Research Summary - 4

Decision support tool for optimizing semen strategy given various target replacement rates

Date/Time: 9/14/2024    15:00
Author: Daryl V Nydam
Clinic: Cornell University
City, State, ZIP: Ithaca, NY  14853

J. Adamchick, DVM, PhD 1 ; K.R. Briggs, DVM, MBA 2 ; D.V. Nydam, DVM, PhD 3 ;
1Dept of Public and Ecosystem Health, College of Veterinary Medicine, Cornell University, Ithaca, NY 14853
2Dairy Management Inc, Rosement, IL 60018
3Dept of Population Medicine and Diagnostic Science, College of Veterinary Medicine, Cornell University, Ithaca, NY 14853

Introduction:

Breeding and replacement decisions are increasingly complex considering recent advances in technology, management, and market opportunities. Our objective was to create a tool to help identify the optimal semen strategy to capitalize on crossbred beef markets while maintaining the replacement supply to support lactating herd turnover.

Materials and methods:

We designed a model that identifies the semen mix to maximize crossbred calves while producing adequate replacements for a herd’s turnover rate and system inputs and can be used to explore the impacts of varying inputs and assumptions.

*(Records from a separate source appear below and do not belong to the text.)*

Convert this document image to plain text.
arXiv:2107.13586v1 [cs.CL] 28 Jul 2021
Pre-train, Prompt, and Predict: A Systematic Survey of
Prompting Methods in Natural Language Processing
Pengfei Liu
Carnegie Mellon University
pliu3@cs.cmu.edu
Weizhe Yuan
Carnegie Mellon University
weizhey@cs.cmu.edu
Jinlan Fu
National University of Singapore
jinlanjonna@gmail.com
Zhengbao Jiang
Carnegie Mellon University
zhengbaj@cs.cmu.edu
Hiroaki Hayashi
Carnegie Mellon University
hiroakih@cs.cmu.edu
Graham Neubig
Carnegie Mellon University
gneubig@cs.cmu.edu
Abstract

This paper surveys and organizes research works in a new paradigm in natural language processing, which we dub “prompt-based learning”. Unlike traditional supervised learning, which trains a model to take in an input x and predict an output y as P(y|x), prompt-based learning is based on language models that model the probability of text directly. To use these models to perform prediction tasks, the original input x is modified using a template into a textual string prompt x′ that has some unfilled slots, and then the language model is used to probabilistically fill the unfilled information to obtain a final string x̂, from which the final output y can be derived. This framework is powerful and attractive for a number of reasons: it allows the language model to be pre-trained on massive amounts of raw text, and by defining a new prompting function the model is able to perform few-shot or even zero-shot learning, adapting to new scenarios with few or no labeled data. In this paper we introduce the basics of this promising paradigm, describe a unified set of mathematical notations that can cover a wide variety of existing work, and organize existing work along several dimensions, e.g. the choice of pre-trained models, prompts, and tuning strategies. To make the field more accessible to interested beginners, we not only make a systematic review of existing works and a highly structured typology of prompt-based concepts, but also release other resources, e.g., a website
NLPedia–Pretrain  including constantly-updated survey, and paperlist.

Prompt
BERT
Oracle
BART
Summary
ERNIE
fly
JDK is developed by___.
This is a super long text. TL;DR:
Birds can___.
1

The tool is a deterministic model that estimates the number of replacements (dairy heifer calves) needed to be born per year to maintain herd turnover, and the resulting youngstock inventory. Given the set of inputs, it returns the percent of cow inseminations (AIs) to sexed semen needed to support the replacement rate (with the remainder to beef semen).

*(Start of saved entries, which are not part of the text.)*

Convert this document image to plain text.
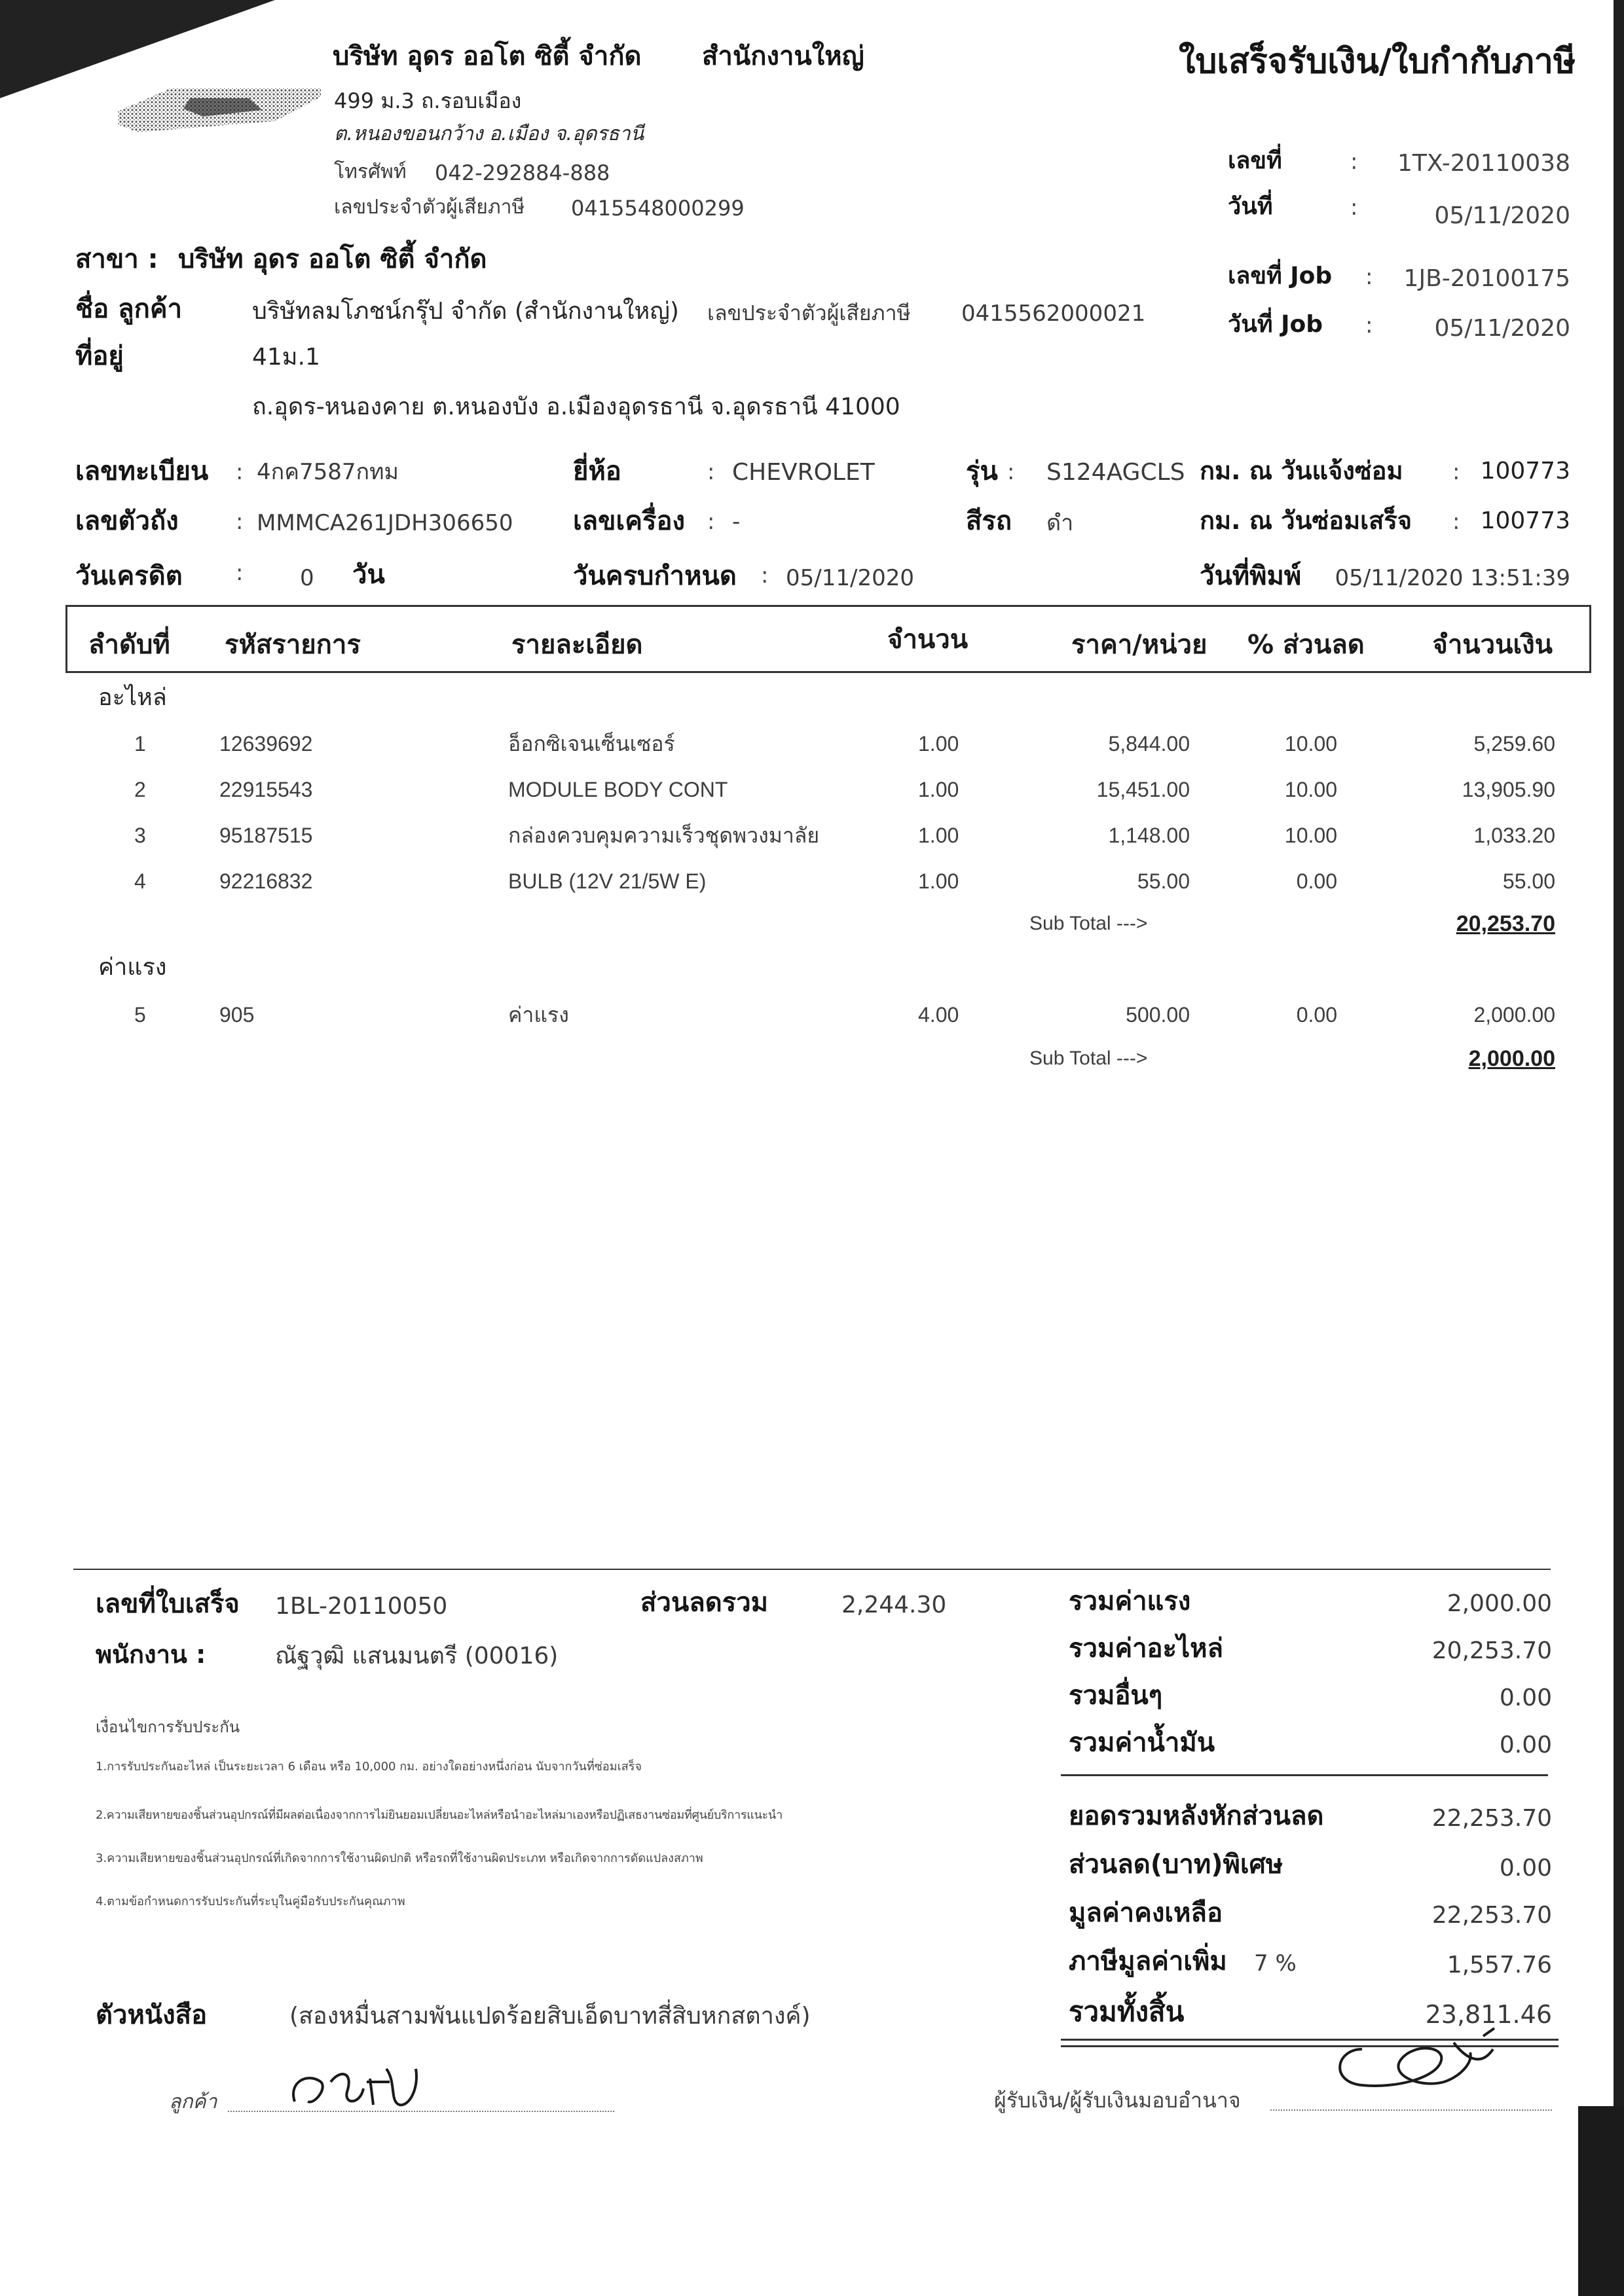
บริษัท อุดร ออโต ซิตี้ จำกัด สำนักงานใหญ่
499 ม.3 ถ.รอบเมือง
ต.หนองขอนกว้าง อ.เมือง จ.อุดรธานี
โทรศัพท์ 042-292884-888
เลขประจำตัวผู้เสียภาษี 0415548000299
ใบเสร็จรับเงิน/ใบกำกับภาษี
เลขที่	: 1TX-20110038
วันที่	:	05/11/2020
เลขที่ Job : 1JB-20100175
วันที่ Job :	05/11/2020
สาขา : บริษัท อุดร ออโต ซิตี้ จำกัด
ชื่อ ลูกค้า	บริษัทลมโภชน์กรุ๊ป จำกัด (สำนักงานใหญ่) เลขประจำตัวผู้เสียภาษี 0415562000021
ที่อยู่	41ม.1
ถ.อุดร-หนองคาย ต.หนองบัง อ.เมืองอุดรธานี จ.อุดรธานี 41000
เลขทะเบียน : 4กค7587กทม	ยี่ห้อ	: CHEVROLET	รุ่น : S124AGCLS กม. ณ วันแจ้งซ่อม : 100773
เลขตัวถัง	: MMMCA261JDH306650 เลขเครื่อง : -	สีรถ ดำ	กม. ณ วันซ่อมเสร็จ : 100773
วันเครดิต :	0 วัน	วันครบกำหนด : 05/11/2020	วันที่พิมพ์ 05/11/2020 13:51:39
ลำดับที่ รหัสรายการ	รายละเอียด	จำนวน	ราคา/หน่วย % ส่วนลด	จำนวนเงิน
อะไหล่
1	12639692	อ็อกซิเจนเซ็นเซอร์	1.00	5,844.00	10.00	5,259.60
2	22915543	MODULE BODY CONT	1.00	15,451.00	10.00	13,905.90
3	95187515	กล่องควบคุมความเร็วชุดพวงมาลัย	1.00	1,148.00	10.00	1,033.20
4	92216832	BULB (12V 21/5W E)	1.00	55.00	0.00	55.00
Sub Total --->	20,253.70
ค่าแรง
5	905	ค่าแรง	4.00	500.00	0.00	2,000.00
Sub Total --->	2,000.00
เลขที่ใบเสร็จ 1BL-20110050	ส่วนลดรวม	2,244.30
พนักงาน :	ณัฐวุฒิ แสนมนตรี (00016)
เงื่อนไขการรับประกัน
1.การรับประกันอะไหล่ เป็นระยะเวลา 6 เดือน หรือ 10,000 กม. อย่างใดอย่างหนึ่งก่อน นับจากวันที่ซ่อมเสร็จ
2.ความเสียหายของชิ้นส่วนอุปกรณ์ที่มีผลต่อเนื่องจากการไม่ยินยอมเปลี่ยนอะไหล่หรือนำอะไหล่มาเองหรือปฏิเสธงานซ่อมที่ศูนย์บริการแนะนำ
3.ความเสียหายของชิ้นส่วนอุปกรณ์ที่เกิดจากการใช้งานผิดปกติ หรือรถที่ใช้งานผิดประเภท หรือเกิดจากการดัดแปลงสภาพ
4.ตามข้อกำหนดการรับประกันที่ระบุในคู่มือรับประกันคุณภาพ
ตัวหนังสือ	(สองหมื่นสามพันแปดร้อยสิบเอ็ดบาทสี่สิบหกสตางค์)
รวมค่าแรง	2,000.00
รวมค่าอะไหล่	20,253.70
รวมอื่นๆ	0.00
รวมค่าน้ำมัน	0.00
ยอดรวมหลังหักส่วนลด	22,253.70
ส่วนลด(บาท)พิเศษ	0.00
มูลค่าคงเหลือ	22,253.70
ภาษีมูลค่าเพิ่ม 7 %	1,557.76
รวมทั้งสิ้น	23,811.46
ลูกค้า	ผู้รับเงิน/ผู้รับเงินมอบอำนาจ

We evaluated a baseline scenario of a herd with 35% annual turnover and desired buffer of 5% extra springers. Inputs included cull/loss rates at each stage (3% by day-old, 5% on milk, 1% between weaning-breeding, 2% at breeding stage, 0.5% pregnant heifers) and cow reproductive parameters (voluntary waiting period 60 days, 10% of breeding-eligible cows do not conceive, 10% pregnancy loss rate over whole gestation, 45% conception risk (CR) for sexed semen, 50% CR for beef semen), and the assumption that 90% of heifer pregnancies carry dairy females.

Using the baseline inputs, we calculated results for varying turnover rates (25, 35, and 45%) and inventory cushions (5 and 10% surplus replacements). We then examined sensitivity to inputs set at +/- 20% of baseline value.

Results:


The results showed that a herd with a 35% turnover rate and 5% (10%) inventory cushion should use sexed semen for 13% (13%) of cow AIs. At 25% and 45% turnover, sexed semen comprised 9% (9%) and 16% (17%) respectively. For a 1,000-cow herd, the number of day-old crossbred calves annually available for market in each scenario ranged from 645 (45% turnover/10% buffer) to 729 (25% turnover/5% buffer).

At 35% turnover with 5% cushion, the most influential variables were cow CR to sexed and beef semen and percent females born from heifer pregnancies. Increasing the sexed CR resulted in a lower percent of sexed semen usage (11% to sexed at a 54% CR: fewer AIs were needed to produce the same number of pregnancies carrying dairy females). Conversely, increasing beef CR with all else held equal corresponded to an increased percent of AIs to sexed semen (14% to sexed at 60% beef CR: there was no change to the absolute number of AIs to sexed semen, only a decrease in the number of AIs to beef even while increasing the number of conceptions). Changing the percent females resulting from heifer AIs was also influential; a lower proportion of replacements born to first calf heifers increased the number of adult cow pregnancies expected to carry dairy females (22% of adult cow AIs to sexed if percent of females from heifers decreased to 72%).

As youngstock losses increased, a modest rise in sexed semen use was needed to support the target replacements. When losses were 20% higher than baseline at all stages simultaneously (e.g., 3.6% by day-old, 6% on milk, etc.), sexed semen need increased to 14%.

Significance:

This model assumes that the user has already identified the optimal replacement rate for production and profitability. The value of this tool is to explore which semen mix will support that already-identified herd size and turnover rate (and thus not constrain efficient lactating cow decisions) while maximizing revenue from additional calves born, for a given youngstock system. The next important direction for this work is to link these choices with lactating herd performance, enabling study of the interdependent influences of semen choice, youngstock system, and replacement rate (no longer fixed) on whole-herd cash flow.